For much of the 1980s and ‘90s, Wilson worked like a one-man vaudeville touring act: a man, a typewriter and one more play in his ambitious 10-play cycle of 20th century Black American life and poetic drama. Wilson developed and revised his plays across a far-flung network of nonprofit theaters, including Chicago’s Goodman Theatre. The goal was a commercial debut on Broadway; sometimes that worked out profitably , other times not quite or not even close . Money isn’t everything.
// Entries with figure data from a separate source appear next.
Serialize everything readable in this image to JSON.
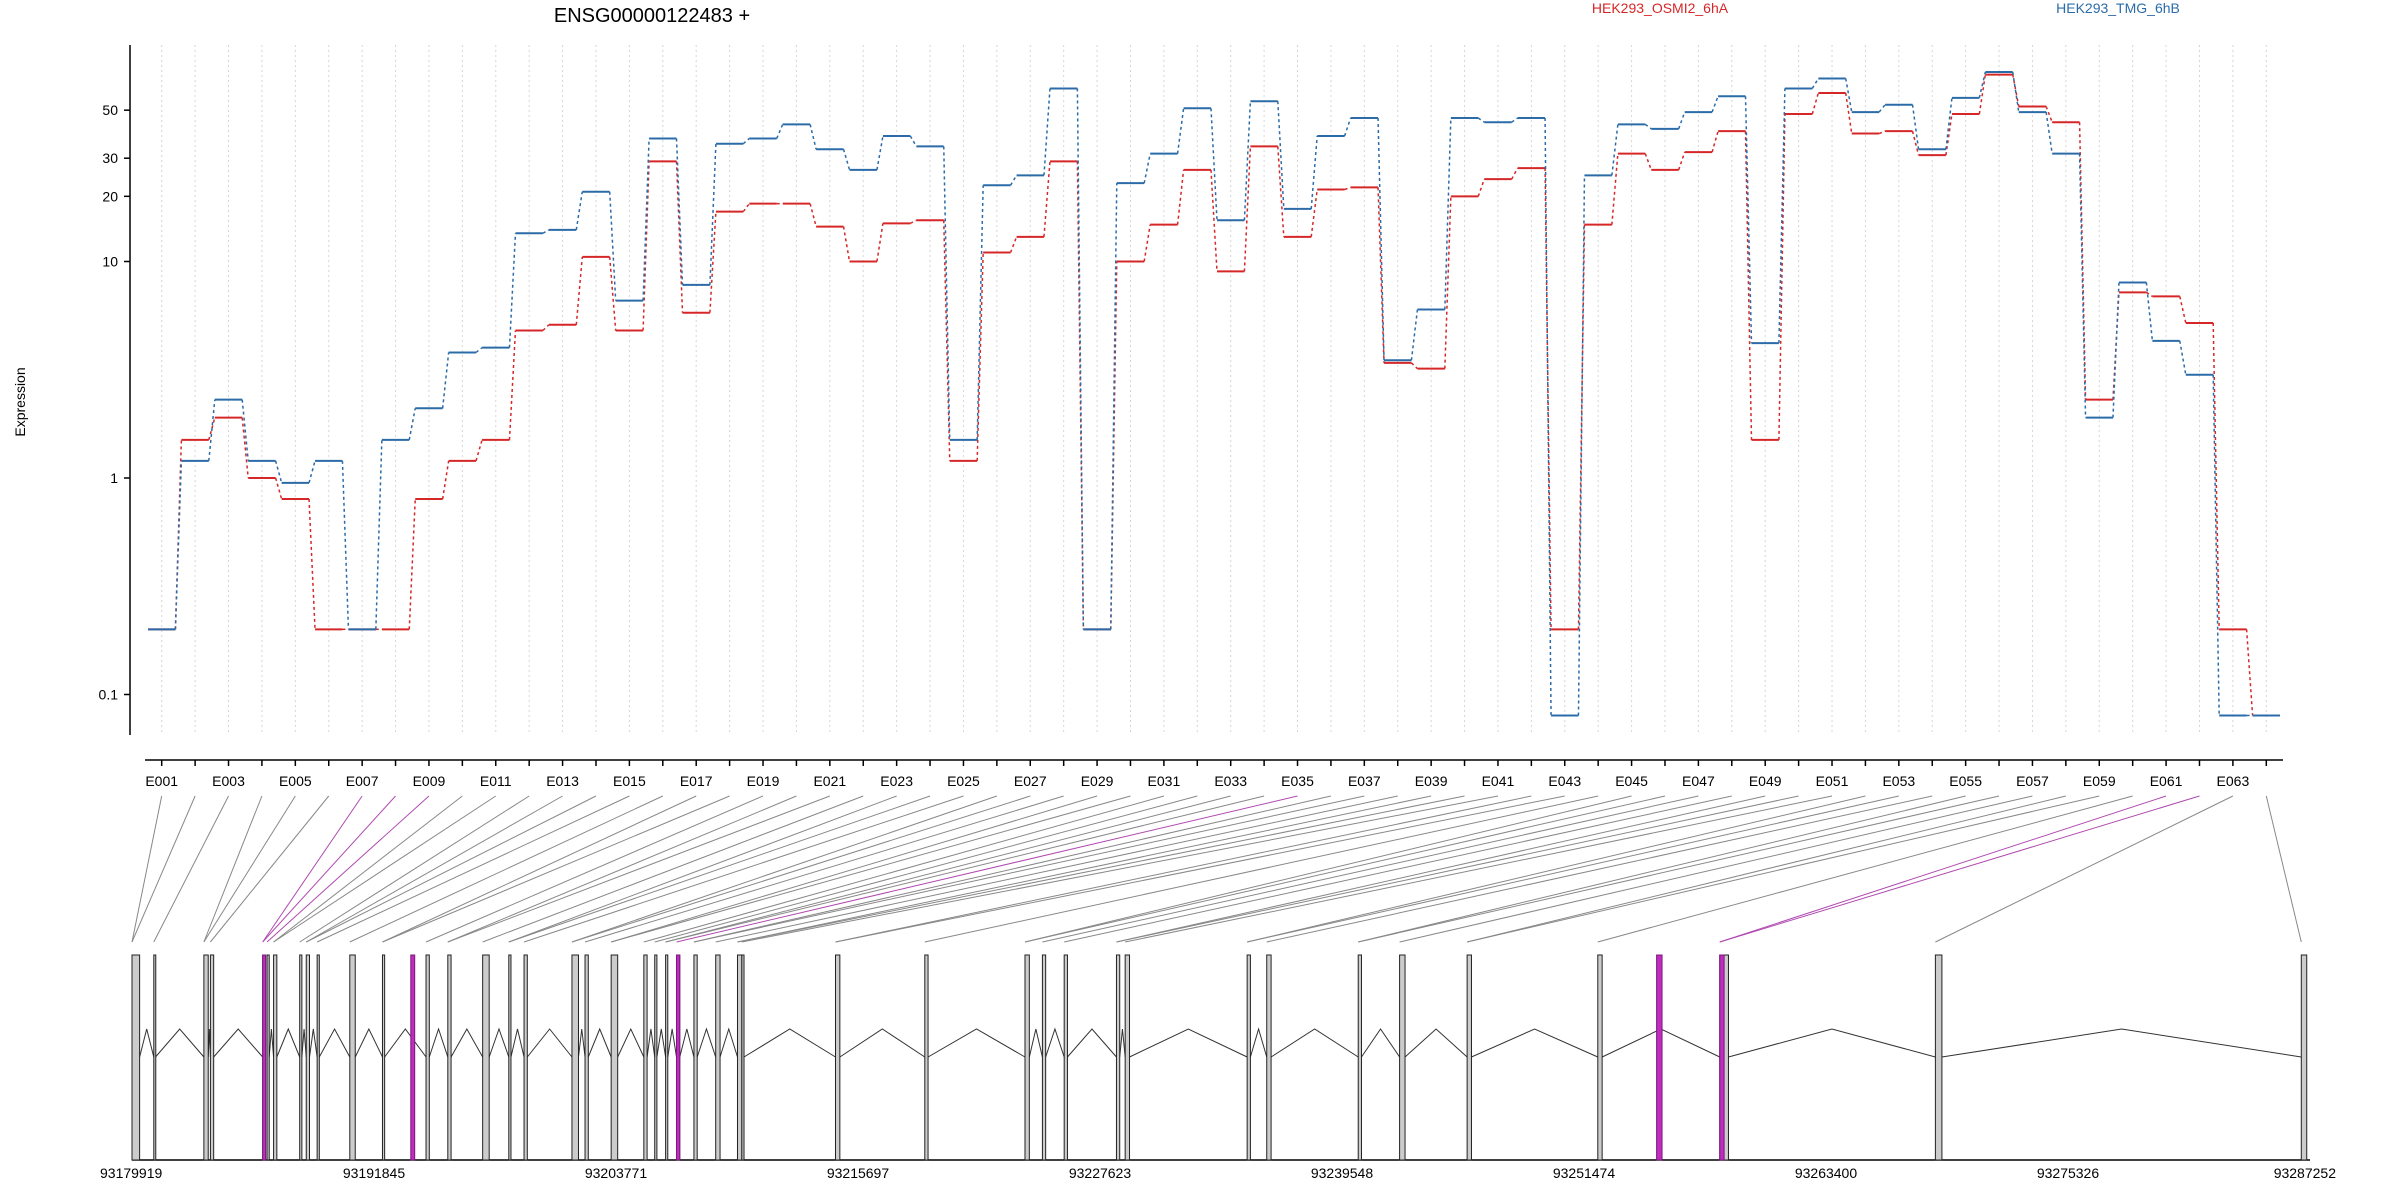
{
  "chart_data": {
    "type": "line",
    "title": "ENSG00000122483 +",
    "ylabel": "Expression",
    "yscale": "log",
    "ylim": [
      0.065,
      100
    ],
    "y_ticks": [
      0.1,
      1,
      10,
      20,
      30,
      50
    ],
    "y_tick_labels": [
      "0.1",
      "1",
      "10",
      "20",
      "30",
      "50"
    ],
    "grid": "vertical dotted",
    "legend_placement": "top-right",
    "x_tick_labels": [
      "E001",
      "E003",
      "E005",
      "E007",
      "E009",
      "E011",
      "E013",
      "E015",
      "E017",
      "E019",
      "E021",
      "E023",
      "E025",
      "E027",
      "E029",
      "E031",
      "E033",
      "E035",
      "E037",
      "E039",
      "E041",
      "E043",
      "E045",
      "E047",
      "E049",
      "E051",
      "E053",
      "E055",
      "E057",
      "E059",
      "E061",
      "E063"
    ],
    "categories": [
      "E001",
      "E002",
      "E003",
      "E004",
      "E005",
      "E006",
      "E007",
      "E008",
      "E009",
      "E010",
      "E011",
      "E012",
      "E013",
      "E014",
      "E015",
      "E016",
      "E017",
      "E018",
      "E019",
      "E020",
      "E021",
      "E022",
      "E023",
      "E024",
      "E025",
      "E026",
      "E027",
      "E028",
      "E029",
      "E030",
      "E031",
      "E032",
      "E033",
      "E034",
      "E035",
      "E036",
      "E037",
      "E038",
      "E039",
      "E040",
      "E041",
      "E042",
      "E043",
      "E044",
      "E045",
      "E046",
      "E047",
      "E048",
      "E049",
      "E050",
      "E051",
      "E052",
      "E053",
      "E054",
      "E055",
      "E056",
      "E057",
      "E058",
      "E059",
      "E060",
      "E061",
      "E062",
      "E063",
      "E064"
    ],
    "series": [
      {
        "name": "HEK293_OSMI2_6hA",
        "color": "#d62728",
        "values": [
          0.2,
          1.5,
          1.9,
          1.0,
          0.8,
          0.2,
          0.2,
          0.2,
          0.8,
          1.2,
          1.5,
          4.8,
          5.1,
          10.5,
          4.8,
          29,
          5.8,
          17,
          18.5,
          18.5,
          14.5,
          10,
          15,
          15.5,
          1.2,
          11,
          13,
          29,
          0.2,
          10,
          14.8,
          26.5,
          9,
          34,
          13,
          21.5,
          22,
          3.4,
          3.2,
          20,
          24,
          27,
          0.2,
          14.8,
          31.5,
          26.5,
          32,
          40,
          1.5,
          48,
          60,
          39,
          40,
          31,
          48,
          73,
          52,
          44,
          2.3,
          7.2,
          6.9,
          5.2,
          0.2,
          0.08
        ]
      },
      {
        "name": "HEK293_TMG_6hB",
        "color": "#2b6ca8",
        "values": [
          0.2,
          1.2,
          2.3,
          1.2,
          0.95,
          1.2,
          0.2,
          1.5,
          2.1,
          3.8,
          4.0,
          13.5,
          14,
          21,
          6.6,
          37,
          7.8,
          35,
          37,
          43,
          33,
          26.5,
          38,
          34,
          1.5,
          22.5,
          25,
          63,
          0.2,
          23,
          31.5,
          51,
          15.5,
          55,
          17.5,
          38,
          46,
          3.5,
          6,
          46,
          44,
          46,
          0.08,
          25,
          43,
          41,
          49,
          58,
          4.2,
          63,
          70,
          49,
          53,
          33,
          57,
          75,
          49,
          31.5,
          1.9,
          8,
          4.3,
          3.0,
          0.08,
          0.08
        ]
      }
    ],
    "bottom_axis_labels": [
      "93179919",
      "93191845",
      "93203771",
      "93215697",
      "93227623",
      "93239548",
      "93251474",
      "93263400",
      "93275326",
      "93287252"
    ],
    "gene_structure": {
      "regions": [
        [
          0,
          0.35
        ],
        [
          1.0,
          1.08
        ],
        [
          3.3,
          3.5
        ],
        [
          3.6,
          3.75
        ],
        [
          6.0,
          6.12
        ],
        [
          6.2,
          6.3
        ],
        [
          6.5,
          6.65
        ],
        [
          7.7,
          7.8
        ],
        [
          8.0,
          8.15
        ],
        [
          8.5,
          8.6
        ],
        [
          10.0,
          10.25
        ],
        [
          11.5,
          11.6
        ],
        [
          13.5,
          13.65
        ],
        [
          14.5,
          14.65
        ],
        [
          16.1,
          16.4
        ],
        [
          17.3,
          17.4
        ],
        [
          18.0,
          18.15
        ],
        [
          20.2,
          20.5
        ],
        [
          20.8,
          20.95
        ],
        [
          22.0,
          22.3
        ],
        [
          23.5,
          23.65
        ],
        [
          24.0,
          24.1
        ],
        [
          24.5,
          24.6
        ],
        [
          25.0,
          25.15
        ],
        [
          25.8,
          25.95
        ],
        [
          26.8,
          27.0
        ],
        [
          27.8,
          28.0
        ],
        [
          28.0,
          28.1
        ],
        [
          32.3,
          32.5
        ],
        [
          36.4,
          36.55
        ],
        [
          41.0,
          41.2
        ],
        [
          41.8,
          41.95
        ],
        [
          42.8,
          42.95
        ],
        [
          45.2,
          45.35
        ],
        [
          45.6,
          45.8
        ],
        [
          51.2,
          51.35
        ],
        [
          52.1,
          52.3
        ],
        [
          56.3,
          56.45
        ],
        [
          58.2,
          58.45
        ],
        [
          61.3,
          61.5
        ],
        [
          67.3,
          67.5
        ],
        [
          72.9,
          73.3
        ],
        [
          82.8,
          83.1
        ],
        [
          99.6,
          99.85
        ]
      ],
      "highlighted_regions": [
        [
          6.0,
          6.12
        ],
        [
          12.8,
          12.98
        ],
        [
          25.0,
          25.15
        ],
        [
          70.0,
          70.25
        ],
        [
          72.9,
          73.1
        ]
      ]
    }
  }
}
Conference director Lloyd Richards, the first Black director on Broadway , saw something in “Ma Rainey,” even in its shaggy, four-hour nascent state. The bell curve of their subsequent, celebrated 12-year writer-director partnership extended on Broadway from 1984 to 1996. Then it fell apart, though the strain showed as early as “Fences.” The backstage drama on Wilson’s biggest Broadway success comes to vivid life in Hartigan’s book, along with Wilson’s remarkable family history.